Access and affordability are a challenge for both uninsured and underinsured patients. Against the backdrop of payer consolidation and healthcare reform, we continue to see increased out-of-pocket costs for patients. Combined with the rise of Copay Accumulator Programs, where insurers are not recognizing the accrual of out-of-pocket costs for patients receiving financial assistance, accumulators have significant impact on patient out-of-pockets costs. For uninsured patients who may rely on traditional product assistance from manufacturers, common challenges arise when receiving treatment at academic centers relative to the facilities’ participation with the programs.

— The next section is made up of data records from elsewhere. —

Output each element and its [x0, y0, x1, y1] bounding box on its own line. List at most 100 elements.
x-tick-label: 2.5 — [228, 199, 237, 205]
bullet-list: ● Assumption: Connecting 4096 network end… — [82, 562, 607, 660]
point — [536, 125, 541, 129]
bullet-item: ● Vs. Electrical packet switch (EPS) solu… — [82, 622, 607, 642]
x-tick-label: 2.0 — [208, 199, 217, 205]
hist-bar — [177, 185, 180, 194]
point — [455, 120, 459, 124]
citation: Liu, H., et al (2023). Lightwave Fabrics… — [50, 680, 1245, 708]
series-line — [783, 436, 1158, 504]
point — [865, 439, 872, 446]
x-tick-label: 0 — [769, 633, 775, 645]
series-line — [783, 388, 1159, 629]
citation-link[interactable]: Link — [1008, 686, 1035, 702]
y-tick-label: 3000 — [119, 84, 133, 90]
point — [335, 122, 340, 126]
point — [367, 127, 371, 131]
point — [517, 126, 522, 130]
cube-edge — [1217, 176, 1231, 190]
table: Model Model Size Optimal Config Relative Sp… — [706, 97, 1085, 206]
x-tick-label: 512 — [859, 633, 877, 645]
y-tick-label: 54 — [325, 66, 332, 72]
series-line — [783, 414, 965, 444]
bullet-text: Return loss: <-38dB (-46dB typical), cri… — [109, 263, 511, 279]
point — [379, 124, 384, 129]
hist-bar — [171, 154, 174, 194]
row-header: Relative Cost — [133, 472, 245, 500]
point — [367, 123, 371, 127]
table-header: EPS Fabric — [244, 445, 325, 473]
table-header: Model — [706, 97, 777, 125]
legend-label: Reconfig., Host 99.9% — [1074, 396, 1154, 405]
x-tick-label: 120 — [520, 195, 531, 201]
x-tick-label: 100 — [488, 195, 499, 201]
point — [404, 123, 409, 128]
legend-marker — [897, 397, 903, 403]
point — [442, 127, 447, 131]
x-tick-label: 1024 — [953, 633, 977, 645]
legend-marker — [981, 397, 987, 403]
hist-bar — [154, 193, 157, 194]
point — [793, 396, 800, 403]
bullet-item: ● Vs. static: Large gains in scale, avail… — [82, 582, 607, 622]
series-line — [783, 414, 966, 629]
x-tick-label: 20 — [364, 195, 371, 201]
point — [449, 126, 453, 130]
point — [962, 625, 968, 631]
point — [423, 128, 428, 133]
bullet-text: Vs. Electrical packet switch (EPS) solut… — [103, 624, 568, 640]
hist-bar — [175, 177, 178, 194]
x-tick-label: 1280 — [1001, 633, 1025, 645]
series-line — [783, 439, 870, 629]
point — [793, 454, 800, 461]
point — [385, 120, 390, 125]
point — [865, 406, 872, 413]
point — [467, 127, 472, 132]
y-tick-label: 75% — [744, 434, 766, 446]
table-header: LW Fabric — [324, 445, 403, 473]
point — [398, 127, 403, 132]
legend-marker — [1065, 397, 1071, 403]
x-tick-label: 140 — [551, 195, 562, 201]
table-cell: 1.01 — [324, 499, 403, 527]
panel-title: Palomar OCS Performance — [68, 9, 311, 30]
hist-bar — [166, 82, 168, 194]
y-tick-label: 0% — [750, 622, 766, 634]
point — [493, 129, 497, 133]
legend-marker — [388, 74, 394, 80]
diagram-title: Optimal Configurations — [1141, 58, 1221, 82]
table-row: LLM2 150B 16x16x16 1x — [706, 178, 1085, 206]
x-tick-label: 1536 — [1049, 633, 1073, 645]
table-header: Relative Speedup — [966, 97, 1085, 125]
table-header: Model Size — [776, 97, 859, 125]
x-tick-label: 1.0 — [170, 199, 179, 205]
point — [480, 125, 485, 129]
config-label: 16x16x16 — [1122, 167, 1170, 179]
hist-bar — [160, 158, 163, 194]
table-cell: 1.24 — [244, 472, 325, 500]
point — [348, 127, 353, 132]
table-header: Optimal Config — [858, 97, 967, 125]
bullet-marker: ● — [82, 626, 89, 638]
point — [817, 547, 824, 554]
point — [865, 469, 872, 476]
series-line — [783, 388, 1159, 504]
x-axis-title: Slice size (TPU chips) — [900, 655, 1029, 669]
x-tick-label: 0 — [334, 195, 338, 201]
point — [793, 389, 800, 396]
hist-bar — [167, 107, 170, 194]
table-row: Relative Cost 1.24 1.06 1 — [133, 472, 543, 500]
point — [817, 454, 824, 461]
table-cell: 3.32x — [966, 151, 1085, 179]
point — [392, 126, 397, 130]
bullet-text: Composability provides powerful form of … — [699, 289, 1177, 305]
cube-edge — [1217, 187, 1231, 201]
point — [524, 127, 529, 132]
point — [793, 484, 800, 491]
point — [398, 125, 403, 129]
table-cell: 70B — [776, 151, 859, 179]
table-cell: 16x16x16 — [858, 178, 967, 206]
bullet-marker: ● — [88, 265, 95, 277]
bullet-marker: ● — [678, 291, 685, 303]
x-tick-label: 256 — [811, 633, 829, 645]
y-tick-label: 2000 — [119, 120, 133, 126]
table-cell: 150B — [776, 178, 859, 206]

For insured patients, we are seeing an increase in exclusions and utilization management across private payers, including requirements of a conservative treatment being tried first. Meanwhile, manufacturers struggle with challenges deciding thresholds for eligibility determinations, how to serve small patient populations, logistics around income verification, and challenges for patients transitioning to Medicare coverage.
Patient awareness and patient centricity are key. Generally, there is low awareness of what patient-support programs are available. In terms of the hierarchy of needs for the patient, the first is financial security, then access/logistical support, medication administration, support systems, and confidence. More and more, the high-touch case manager model is the expectation for services supporting good communication, access, and a support system. It is important to keep the voice of the patient in mind when developing programs.
Charitable giving continues to be a growing area of scrutiny in the marketplace. Against the backdrop of increased scrutiny and compliance concerns, there was considerable discussion about charitable giving, referring both to assistance for uninsured and underinsured patient populations. Uninsured assistance is typically in the form of free product; underinsured assistance is in the form of financial assistance through charitable organization or copay/coupon card programs. There were discussions about how manufacturers should manage planning for these types of giving in advance and the importance of separation between commercial and free drug programs. From a compliance perspective, it’s important for the manufacturer to document financial need, and ensure consistency in documentation and operations for their program vendors. Additionally, the Office of Inspector General has emphasized that manufacturers should not receive charity data that would correlate the donation amount with the number of subsidized treatments.
Next Steps for Manufacturers:
Benchmark services. Manufacturers should routinely conduct market research to garner insights into program development and performance. Patient services continue to evolve and it’s important to be aware of how those services are evolving within designated specialties.
Assess program design and ongoing program performance. Manufacturers should continue to be diligent about the design and ongoing performance of their patient support programs; actively work with their vendors to continually assess and improve programs to support better outcomes.
Compliance. Manufacturers must ensure that their patient service programs are administered in a compliant manner and be able to demonstrate appropriate monitoring.